My pond earns me kudos as nature’s ally.

Also and especially welcome are slow worms and common lizards. Both are prolific, permanent residents here, their numbers increasing as the garden has taken shape. Hot slate is sun-basking summer heaven for these cold-blooded reptiles that make my patch their home. Unlike much wild life, they stick around, benefiting from the fact that there’s actually a garden here, as it’s now a mix of smaller habitats, each intertwined with the next, which is more ecologically diverse than the bracken-riddled bank it’s been fashioned from. Watching a laid-back lizard picking off ants, while basking atop an anthill, always brings a smile; I feel much more an ally than an obstruction.

Nature’s ally mode is what led me to put in my small pond – a self-contained living ecosystem in its own right. Aside from a small stream below the garden, there was no open water before the garden came about, so I’ve chalked the pond up as a win-win for both nature and gardener. Big fat frogs cool off here, newts cavort, bees stop to drink (voles, too, bless them), damselflies scope it out, while adult gnats and mosquitoes emerge as airborne food for bats. A heron dropped by once, a real and, on lift-off, startling treat.

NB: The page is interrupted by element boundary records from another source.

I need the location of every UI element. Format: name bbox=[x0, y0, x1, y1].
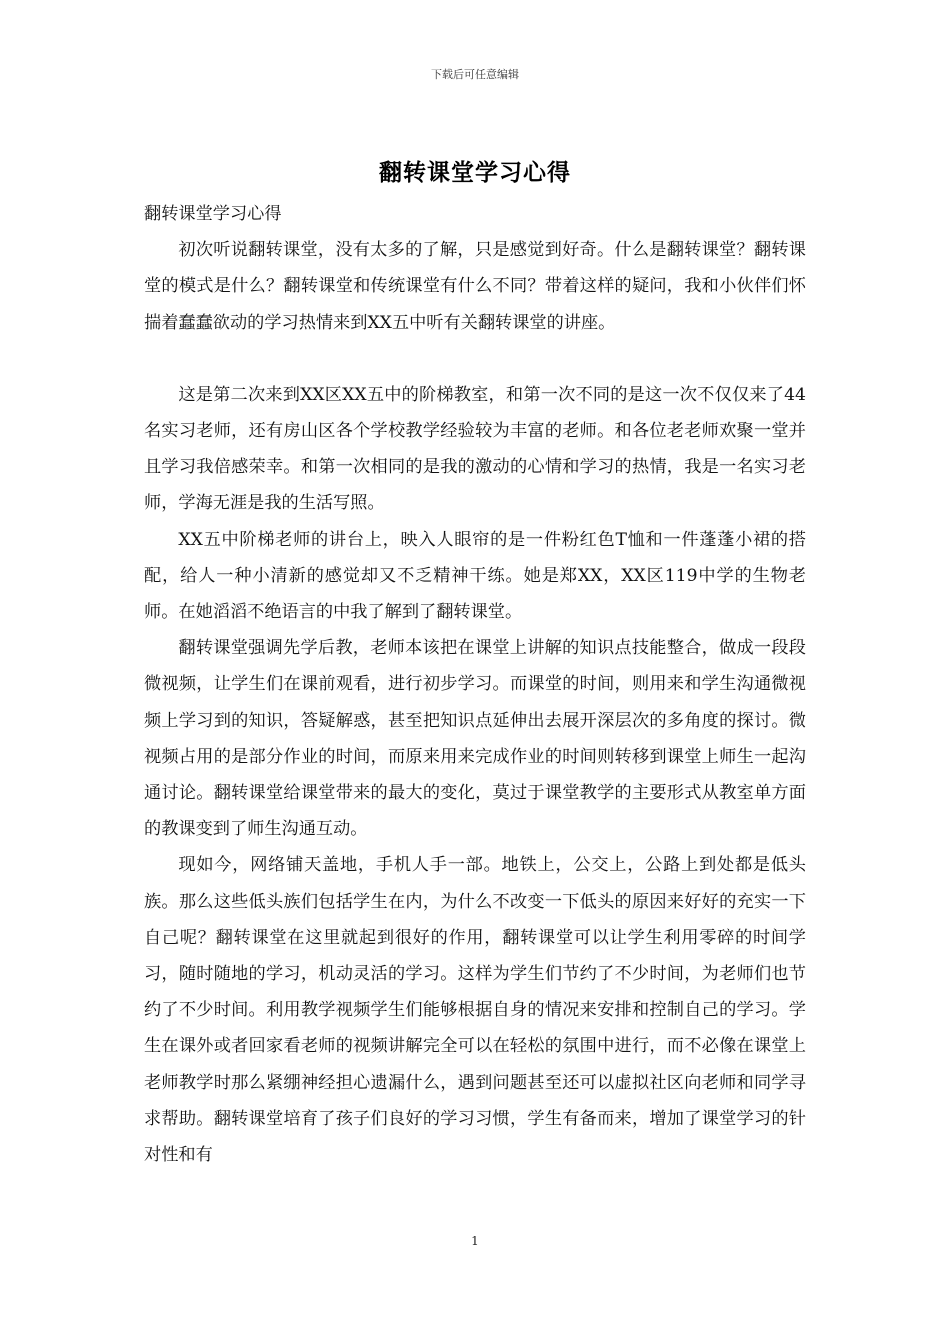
document-title: 翻转课堂学习心得 bbox=[379, 159, 571, 186]
document-subtitle: 翻转课堂学习心得 bbox=[144, 204, 282, 224]
document-body bbox=[144, 196, 806, 1173]
paragraph-4: 翻转课堂强调先学后教，老师本该把在课堂上讲解的知识点技能整合，做成一段段微视频，让学生们在课前观看，进行初步学习。而课堂的时间，则用来和学生沟通微视频上学习到的知识，答疑解惑，甚至把知识点延伸出去展开深层次的多角度的探讨。微视频占用的是部分作业的时间，而原来用来完成作业的时间则转移到课堂上师生一起沟通讨论。翻转课堂给课堂带来的最大的变化，莫过于课堂教学的主要形式从教室单方面的教课变到了师生沟通互动。 bbox=[144, 638, 806, 840]
paragraph-3: XX五中阶梯老师的讲台上，映入人眼帘的是一件粉红色T恤和一件蓬蓬小裙的搭配，给人一种小清新的感觉却又不乏精神干练。她是郑XX，XX区119中学的生物老师。在她滔滔不绝语言的中我了解到了翻转课堂。 bbox=[144, 529, 806, 623]
paragraph-5: 现如今，网络铺天盖地，手机人手一部。地铁上，公交上，公路上到处都是低头族。那么这些低头族们包括学生在内，为什么不改变一下低头的原因来好好的充实一下自己呢？翻转课堂在这里就起到很好的作用，翻转课堂可以让学生利用零碎的时间学习，随时随地的学习，机动灵活的学习。这样为学生们节约了不少时间，为老师们也节约了不少时间。利用教学视频学生们能够根据自身的情况来安排和控制自己的学习。学生在课外或者回家看老师的视频讲解完全可以在轻松的氛围中进行，而不必像在课堂上老师教学时那么紧绷神经担心遗漏什么，遇到问题甚至还可以虚拟社区向老师和同学寻求帮助。翻转课堂培育了孩子们良好的学习习惯，学生有备而来，增加了课堂学习的针对性和有 bbox=[144, 855, 806, 1166]
page-number: 1 bbox=[471, 1234, 479, 1248]
paragraph-1: 初次听说翻转课堂，没有太多的了解，只是感觉到好奇。什么是翻转课堂？翻转课堂的模式是什么？翻转课堂和传统课堂有什么不同？带着这样的疑问，我和小伙伴们怀揣着蠢蠢欲动的学习热情来到XX五中听有关翻转课堂的讲座。 bbox=[144, 240, 806, 333]
header-note: 下载后可任意编辑 bbox=[431, 68, 519, 81]
paragraph-spacer bbox=[144, 341, 806, 377]
paragraph-2: 这是第二次来到XX区XX五中的阶梯教室，和第一次不同的是这一次不仅仅来了44名实习老师，还有房山区各个学校教学经验较为丰富的老师。和各位老老师欢聚一堂并且学习我倍感荣幸。和第一次相同的是我的激动的心情和学习的热情，我是一名实习老师，学海无涯是我的生活写照。 bbox=[144, 384, 806, 514]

Big, obvious wild life is unmissable, but I’m mindful of the intricate, criss-crossed web of life pulsing away under my garden; the roots of nearby sessile oaks, hazels, hollies and willows, plus those of the plants I grow; the tireless work of earthworms and other soil fauna; and the multidimensional web of fungal mycelium linking it all together.

Toadstools remind me of the life teeming beneath my feet.

I’ll never know if the barely understood subterranean world sees me and my garden as a barrier, but if the plants I grow are anything to go by, I’d say we’re getting along OK. I aim to tread lightly, in every sense.

Frequent flushes of toadstools tell me that fungi are flourishing in the beds where I’m building up fertility and humus using green wood chips; the decaying chips, wrapped in pale hyphae – that delicious mushroomy smell! – are creating soil while sinking away a little carbon. So perhaps it’s an advantage to fungi to have this gardener around, helping to nourish and build earth’s own living internet. The pollen- and nectar-rich dahlias and other flowers (dandelions very soon), nourished by my fungi-filled soil, refuel and sustain insect visitors – hopefully another good reason for me and the garden to be here in the non-stop flow of wildness.

Dusk falls as the titmice make a final sweep. A blackbird ruckus erupts in the wood – likely a prowling cat. Tawny owls call unseen from the oaks. To the vole peering from its nook, I’m a blur. Teck teck teck from a restless wren is all the hint I need: time to shove off.